Die Insassen unseres Rektorats scheinen, mit Verlaub, selten an die frische Luft zu gelangen, und sei es nur die Hallenluft. Vor zwei Wochen kam ja schon die Ankündigung, an der gesamten Uni 45 Stellen einzusparen. Wohlgemerkt beginnt jetzt das erste Semester, in dem alle Studierenden Studiengebühren zahlen müssen, die gesetzlich zur Verbesserung der Qualität der Lehre verwendet werden müssen, jedoch nicht für Personalkosten ausgegeben werden dürfen. Es ist natürlich blanker Hohn, jetzt den Abteilungen die Mitarbeiter zusammenzustreichen, um dann über die Studiengebühren studentische Tutoren zu finanzieren, die dann die notwendige Betreuungsarbeit leisten sollen. Man kann das alles gar nicht beschreiben, das sprengt hier die Seite. Jedenfalls ist der Offene Brief der Fachschaft Psychologie noch nicht gedruckt und unterschrieben, da ist dem Rektor offenbar schon wieder eine neue Denkschrift ins Diktat gerutscht. Es handelt sich hierbei um ein Gerücht. Er, der Rektor, soll sich dahingehend geäußert haben, daß man als Studierender durchaus 20 Stunden Veranstaltungen in der Woche besuchen solle, wobei er für jede tatsächliche Veranstaltungsstunde ZWEI Stunden Vor- und Nachbereitungszeit vorsehe. Selbst bei bescheidenen mathematischen Vorkenntnissen gelangt man schnell zu einer vom Rektor angedachten Wochenarbeitszeit von 60 Stunden. Nicht eingerechnet sind: Prüfungsvorbereitungen; Mitarbeit in der studentischen Selbstverwaltung und in universitären Gremien; Nebenjobs zur Finanzierung der Studiengebühren, des Lebensunterhalts oder des Sommerurlaubs - den man sich bei einem derartigen Pensum redlich verdient hätte; Kinder; Modul F (F wie Freizeit); sportliche Betätigung und überhaupt jegliche Beschäftigung mit unwichtigen Sachen wie Politik, Kultur, Gesellschaft. Selbst wenn der Rektor völlig fachfremd wäre, was er nicht ist, hätte er doch die Fachleute, denen er gerade die Stellen streichen will, an Bord. Unsere Arbeits- und Organisationspsychologen würden ihm gerne was über Streß und Motivation und Leistung erzählen. Und unsere Kliniker teilen gerne ihr Wissen über die gesundheitlichen Folgen von Streß und Überlastung.
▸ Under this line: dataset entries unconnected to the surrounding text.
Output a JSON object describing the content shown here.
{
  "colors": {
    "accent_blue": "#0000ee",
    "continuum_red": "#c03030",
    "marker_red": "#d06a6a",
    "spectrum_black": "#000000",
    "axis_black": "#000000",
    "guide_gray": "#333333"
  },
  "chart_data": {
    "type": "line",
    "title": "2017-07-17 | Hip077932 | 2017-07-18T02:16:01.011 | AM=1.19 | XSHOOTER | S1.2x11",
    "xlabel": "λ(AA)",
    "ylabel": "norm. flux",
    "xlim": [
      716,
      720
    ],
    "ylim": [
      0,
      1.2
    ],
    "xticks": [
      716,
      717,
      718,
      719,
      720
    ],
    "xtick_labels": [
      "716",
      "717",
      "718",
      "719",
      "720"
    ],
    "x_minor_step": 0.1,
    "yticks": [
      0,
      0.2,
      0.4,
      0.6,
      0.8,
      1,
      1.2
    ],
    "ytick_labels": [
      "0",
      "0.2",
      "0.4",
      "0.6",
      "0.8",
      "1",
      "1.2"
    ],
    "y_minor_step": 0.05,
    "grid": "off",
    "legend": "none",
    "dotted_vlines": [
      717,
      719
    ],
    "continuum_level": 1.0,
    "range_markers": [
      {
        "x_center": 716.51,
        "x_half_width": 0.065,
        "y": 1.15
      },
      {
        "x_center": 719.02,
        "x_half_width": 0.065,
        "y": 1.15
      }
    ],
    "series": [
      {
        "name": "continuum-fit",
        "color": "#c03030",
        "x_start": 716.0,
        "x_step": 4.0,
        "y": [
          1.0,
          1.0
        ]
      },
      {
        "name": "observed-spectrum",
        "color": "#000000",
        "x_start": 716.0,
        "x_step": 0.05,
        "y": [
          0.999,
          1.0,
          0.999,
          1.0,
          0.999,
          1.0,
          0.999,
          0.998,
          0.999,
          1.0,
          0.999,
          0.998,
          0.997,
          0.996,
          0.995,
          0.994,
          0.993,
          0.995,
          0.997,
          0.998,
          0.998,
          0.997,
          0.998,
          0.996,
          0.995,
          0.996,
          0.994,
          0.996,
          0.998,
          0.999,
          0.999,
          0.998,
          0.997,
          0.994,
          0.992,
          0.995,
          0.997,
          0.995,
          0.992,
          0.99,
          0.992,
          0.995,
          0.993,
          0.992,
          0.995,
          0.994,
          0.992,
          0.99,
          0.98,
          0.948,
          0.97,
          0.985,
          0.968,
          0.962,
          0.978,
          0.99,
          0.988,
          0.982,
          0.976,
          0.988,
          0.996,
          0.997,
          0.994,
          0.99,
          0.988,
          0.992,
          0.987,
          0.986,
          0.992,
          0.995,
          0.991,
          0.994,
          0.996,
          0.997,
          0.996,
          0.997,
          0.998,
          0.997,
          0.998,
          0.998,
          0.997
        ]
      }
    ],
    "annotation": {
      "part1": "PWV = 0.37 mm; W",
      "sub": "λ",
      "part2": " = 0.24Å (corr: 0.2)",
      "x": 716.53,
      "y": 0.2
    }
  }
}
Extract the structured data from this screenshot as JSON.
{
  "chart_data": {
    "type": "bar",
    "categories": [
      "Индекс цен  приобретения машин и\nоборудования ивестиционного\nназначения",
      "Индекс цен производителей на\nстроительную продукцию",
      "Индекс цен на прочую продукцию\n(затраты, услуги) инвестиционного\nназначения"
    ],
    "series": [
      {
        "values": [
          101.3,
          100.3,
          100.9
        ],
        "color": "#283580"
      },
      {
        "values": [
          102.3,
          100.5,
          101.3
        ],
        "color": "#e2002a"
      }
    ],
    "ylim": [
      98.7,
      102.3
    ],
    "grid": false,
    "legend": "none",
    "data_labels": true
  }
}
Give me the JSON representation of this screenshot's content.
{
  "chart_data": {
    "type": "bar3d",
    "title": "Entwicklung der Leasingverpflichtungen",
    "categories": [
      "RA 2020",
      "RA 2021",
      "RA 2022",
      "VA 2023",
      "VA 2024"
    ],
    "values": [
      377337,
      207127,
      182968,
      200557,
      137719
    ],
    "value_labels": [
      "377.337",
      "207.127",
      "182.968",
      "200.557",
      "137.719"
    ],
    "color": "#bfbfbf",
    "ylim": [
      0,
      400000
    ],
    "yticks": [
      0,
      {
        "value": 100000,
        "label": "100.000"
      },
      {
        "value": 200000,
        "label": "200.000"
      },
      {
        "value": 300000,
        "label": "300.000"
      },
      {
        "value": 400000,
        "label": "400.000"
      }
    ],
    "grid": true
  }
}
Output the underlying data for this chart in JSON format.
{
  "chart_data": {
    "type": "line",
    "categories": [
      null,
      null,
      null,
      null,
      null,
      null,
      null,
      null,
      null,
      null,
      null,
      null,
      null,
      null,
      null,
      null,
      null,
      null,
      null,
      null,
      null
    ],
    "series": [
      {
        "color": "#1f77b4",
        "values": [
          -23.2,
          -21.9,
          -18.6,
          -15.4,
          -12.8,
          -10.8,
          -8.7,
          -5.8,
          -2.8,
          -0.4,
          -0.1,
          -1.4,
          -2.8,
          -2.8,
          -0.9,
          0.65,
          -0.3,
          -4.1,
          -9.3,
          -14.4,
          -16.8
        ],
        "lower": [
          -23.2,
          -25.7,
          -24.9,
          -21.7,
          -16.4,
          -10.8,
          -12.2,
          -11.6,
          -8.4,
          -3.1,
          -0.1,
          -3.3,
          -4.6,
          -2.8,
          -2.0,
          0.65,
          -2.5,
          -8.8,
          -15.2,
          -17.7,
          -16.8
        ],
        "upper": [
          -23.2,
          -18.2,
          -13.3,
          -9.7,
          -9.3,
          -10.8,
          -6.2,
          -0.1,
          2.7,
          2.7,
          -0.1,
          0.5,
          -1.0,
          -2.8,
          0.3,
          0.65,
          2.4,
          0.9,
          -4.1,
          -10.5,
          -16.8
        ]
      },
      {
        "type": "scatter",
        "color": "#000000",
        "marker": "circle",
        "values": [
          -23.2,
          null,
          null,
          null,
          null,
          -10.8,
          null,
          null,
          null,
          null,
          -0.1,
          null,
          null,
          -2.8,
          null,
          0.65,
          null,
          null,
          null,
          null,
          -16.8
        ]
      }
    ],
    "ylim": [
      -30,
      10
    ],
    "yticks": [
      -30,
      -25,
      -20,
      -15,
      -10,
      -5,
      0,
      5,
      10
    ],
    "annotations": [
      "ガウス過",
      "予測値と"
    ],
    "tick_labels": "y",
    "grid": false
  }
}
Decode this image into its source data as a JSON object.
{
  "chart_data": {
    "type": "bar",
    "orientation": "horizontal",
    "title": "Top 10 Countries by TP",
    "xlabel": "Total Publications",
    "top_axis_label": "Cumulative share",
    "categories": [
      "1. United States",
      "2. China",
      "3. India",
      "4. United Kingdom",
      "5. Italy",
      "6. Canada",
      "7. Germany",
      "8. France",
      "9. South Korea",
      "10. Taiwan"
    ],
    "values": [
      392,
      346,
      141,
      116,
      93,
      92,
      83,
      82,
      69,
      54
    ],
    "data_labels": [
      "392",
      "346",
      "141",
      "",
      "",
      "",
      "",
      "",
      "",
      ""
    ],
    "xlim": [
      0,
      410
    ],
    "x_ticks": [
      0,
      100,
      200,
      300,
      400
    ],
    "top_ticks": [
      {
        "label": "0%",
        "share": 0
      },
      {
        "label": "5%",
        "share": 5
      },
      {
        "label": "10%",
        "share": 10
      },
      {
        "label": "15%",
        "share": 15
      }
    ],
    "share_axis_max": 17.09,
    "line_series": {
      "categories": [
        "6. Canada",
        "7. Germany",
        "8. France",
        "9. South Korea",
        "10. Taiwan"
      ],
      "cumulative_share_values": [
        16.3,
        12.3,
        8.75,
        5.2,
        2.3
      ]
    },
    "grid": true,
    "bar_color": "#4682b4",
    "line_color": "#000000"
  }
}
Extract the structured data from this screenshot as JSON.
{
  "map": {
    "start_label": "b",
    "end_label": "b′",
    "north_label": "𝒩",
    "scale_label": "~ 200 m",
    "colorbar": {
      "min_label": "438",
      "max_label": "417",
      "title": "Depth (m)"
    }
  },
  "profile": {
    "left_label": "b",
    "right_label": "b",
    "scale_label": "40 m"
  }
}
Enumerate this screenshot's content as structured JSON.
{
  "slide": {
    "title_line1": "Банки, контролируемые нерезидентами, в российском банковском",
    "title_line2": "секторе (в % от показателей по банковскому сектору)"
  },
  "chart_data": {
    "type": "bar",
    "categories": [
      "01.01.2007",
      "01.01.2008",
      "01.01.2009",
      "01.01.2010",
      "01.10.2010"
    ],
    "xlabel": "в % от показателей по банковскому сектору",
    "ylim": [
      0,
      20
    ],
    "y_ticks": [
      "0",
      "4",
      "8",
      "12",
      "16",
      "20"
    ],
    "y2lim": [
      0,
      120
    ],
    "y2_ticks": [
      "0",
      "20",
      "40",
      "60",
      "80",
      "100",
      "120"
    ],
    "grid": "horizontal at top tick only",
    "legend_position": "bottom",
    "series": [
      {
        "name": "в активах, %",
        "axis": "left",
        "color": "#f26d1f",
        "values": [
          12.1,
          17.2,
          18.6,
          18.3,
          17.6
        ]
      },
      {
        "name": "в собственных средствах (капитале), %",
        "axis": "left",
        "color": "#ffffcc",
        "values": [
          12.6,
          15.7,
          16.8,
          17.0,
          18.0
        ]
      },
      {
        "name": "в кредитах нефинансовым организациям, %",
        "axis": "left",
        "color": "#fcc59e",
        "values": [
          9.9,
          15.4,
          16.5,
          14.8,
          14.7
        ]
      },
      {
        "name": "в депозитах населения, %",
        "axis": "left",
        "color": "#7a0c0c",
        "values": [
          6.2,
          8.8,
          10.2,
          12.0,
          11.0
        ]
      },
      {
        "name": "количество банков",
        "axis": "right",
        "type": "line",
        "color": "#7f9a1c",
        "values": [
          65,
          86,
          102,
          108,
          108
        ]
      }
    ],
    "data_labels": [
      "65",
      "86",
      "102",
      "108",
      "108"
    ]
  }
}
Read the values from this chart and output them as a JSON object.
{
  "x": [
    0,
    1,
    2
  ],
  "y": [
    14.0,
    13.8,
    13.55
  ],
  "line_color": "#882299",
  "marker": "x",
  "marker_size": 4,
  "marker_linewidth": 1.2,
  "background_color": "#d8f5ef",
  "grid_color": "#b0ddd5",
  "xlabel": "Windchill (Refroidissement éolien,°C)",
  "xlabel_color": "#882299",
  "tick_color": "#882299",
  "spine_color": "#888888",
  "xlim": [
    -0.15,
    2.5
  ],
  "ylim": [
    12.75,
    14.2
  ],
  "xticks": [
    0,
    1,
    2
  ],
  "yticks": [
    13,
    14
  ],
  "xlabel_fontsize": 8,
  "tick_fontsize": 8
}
Sieht so aus, als könnten wir langsam mal einen Serienbrief "Die Fachschaft Psychologie wehrt sich gegen diesunddas" entwerfen. Inzwischen muß man schon aufpassen, daß man Protestbriefe aller Art nicht zu häufig einsetzt, sonst findet noch eine Habituation statt, und wir müßten uns was ganz Neues ausdenken.
60-Stunden-Woche. Der spinnt einfach.